Deliverables per level:
-
API signatures
-
Core data structures and algorithms
-
Complexity analysis
-
Key edge cases
-
Minimal test plan
Level 2: Filtered Field View
Add the ability to list fields of a given record that satisfy filter predicates.
Required API:
-
list_fields(record_id, filter_expr) -> list[field_name]
Define:
-
Filter expression format that supports equality/inequality, numeric comparisons, and substring/regex on strings. Include logical AND/OR/NOT.
-
Type and error semantics (e.g., comparing strings to numbers, invalid regex).
Level 3: Per-Record TTL
Support setting a Time-To-Live per record so that a record automatically expires after its TTL elapses.
Required APIs:
-
set_ttl(record_id, ttl_ms) -> void
-
get_ttl(record_id) -> expire_at_ms or None
Define:
-
Time source abstraction.
-
Expiry checks and cleanup strategy (lazy vs background sweeper) targeting efficient expiry (O(log n) per update or better).
-
Semantics for reads/writes on expired records.
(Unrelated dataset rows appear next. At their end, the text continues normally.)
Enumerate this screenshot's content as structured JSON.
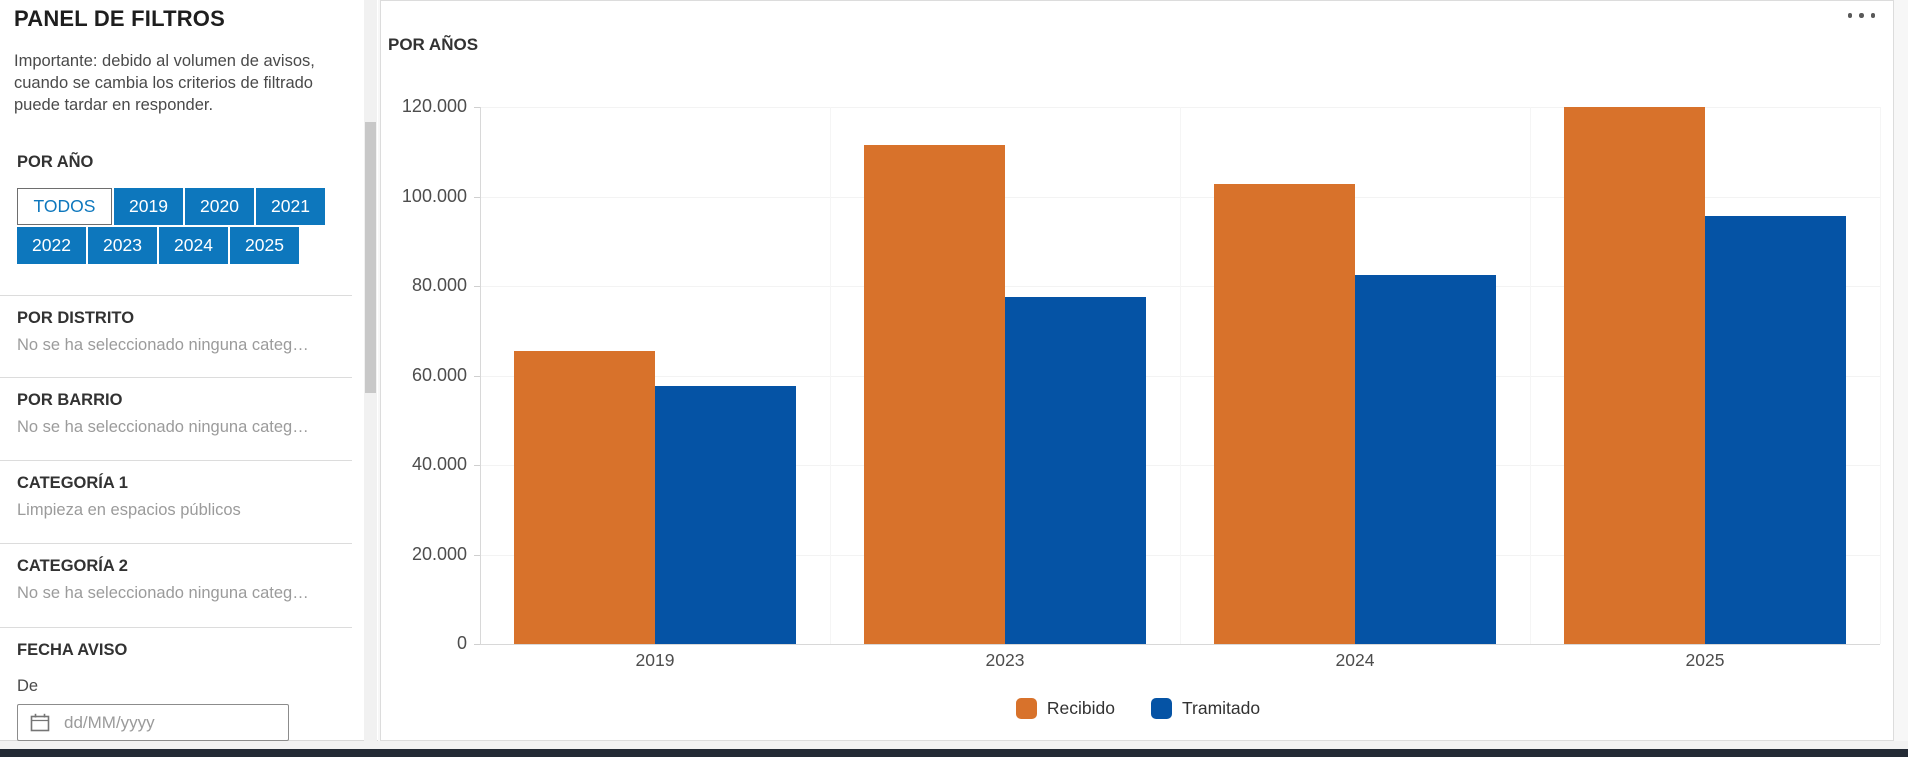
{
  "panel": {
    "title": "PANEL DE FILTROS",
    "notice": "Importante: debido al volumen de avisos, cuando se cambia los criterios de filtrado puede tardar en responder.",
    "year_filter": {
      "label": "POR AÑO",
      "options": [
        "TODOS",
        "2019",
        "2020",
        "2021",
        "2022",
        "2023",
        "2024",
        "2025"
      ],
      "selected": "TODOS"
    },
    "sections": [
      {
        "label": "POR DISTRITO",
        "value": "No se ha seleccionado ninguna categ…"
      },
      {
        "label": "POR BARRIO",
        "value": "No se ha seleccionado ninguna categ…"
      },
      {
        "label": "CATEGORÍA 1",
        "value": "Limpieza en espacios públicos"
      },
      {
        "label": "CATEGORÍA 2",
        "value": "No se ha seleccionado ninguna categ…"
      }
    ],
    "fecha_aviso": {
      "label": "FECHA AVISO",
      "from_label": "De",
      "date_placeholder": "dd/MM/yyyy"
    }
  },
  "chart_data": {
    "type": "bar",
    "title": "POR AÑOS",
    "categories": [
      "2019",
      "2023",
      "2024",
      "2025"
    ],
    "series": [
      {
        "name": "Recibido",
        "color": "#d8722b",
        "values": [
          65500,
          111400,
          102900,
          120100
        ]
      },
      {
        "name": "Tramitado",
        "color": "#0553a5",
        "values": [
          57700,
          77600,
          82500,
          95600
        ]
      }
    ],
    "ylim": [
      0,
      120000
    ],
    "y_tick_labels": [
      "0",
      "20.000",
      "40.000",
      "60.000",
      "80.000",
      "100.000",
      "120.000"
    ],
    "grid": "horizontal-light",
    "legend_position": "bottom"
  },
  "colors": {
    "accent_blue": "#0d77bd",
    "bar_orange": "#d8722b",
    "bar_blue": "#0553a5",
    "bottom_bar": "#242b35"
  }
}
Level 4: Look-back Queries (Time Travel)
Support querying values as of a past timestamp.
Required APIs:
-
read_record_as_of(record_id, ts_ms) -> map[field -> value] or NotFound
-
read_field_as_of(record_id, field, ts_ms) -> value or NotFound
Define:
-
How creates, updates, field deletes, record deletes, and TTL interact with historical reads.
-
Storage approach (e.g., per-field versioning, append-only log, optional snapshots) and API design.
-
Trade-offs in time and space; retention policy if any.
For each level, provide:
-
API signatures
-
Data structures and algorithms
-
Complexity analysis
-
Key edge cases
-
Minimal test plan
Optionally discuss concurrency assumptions (single-threaded vs multi-threaded) and persistence scope (in-memory only).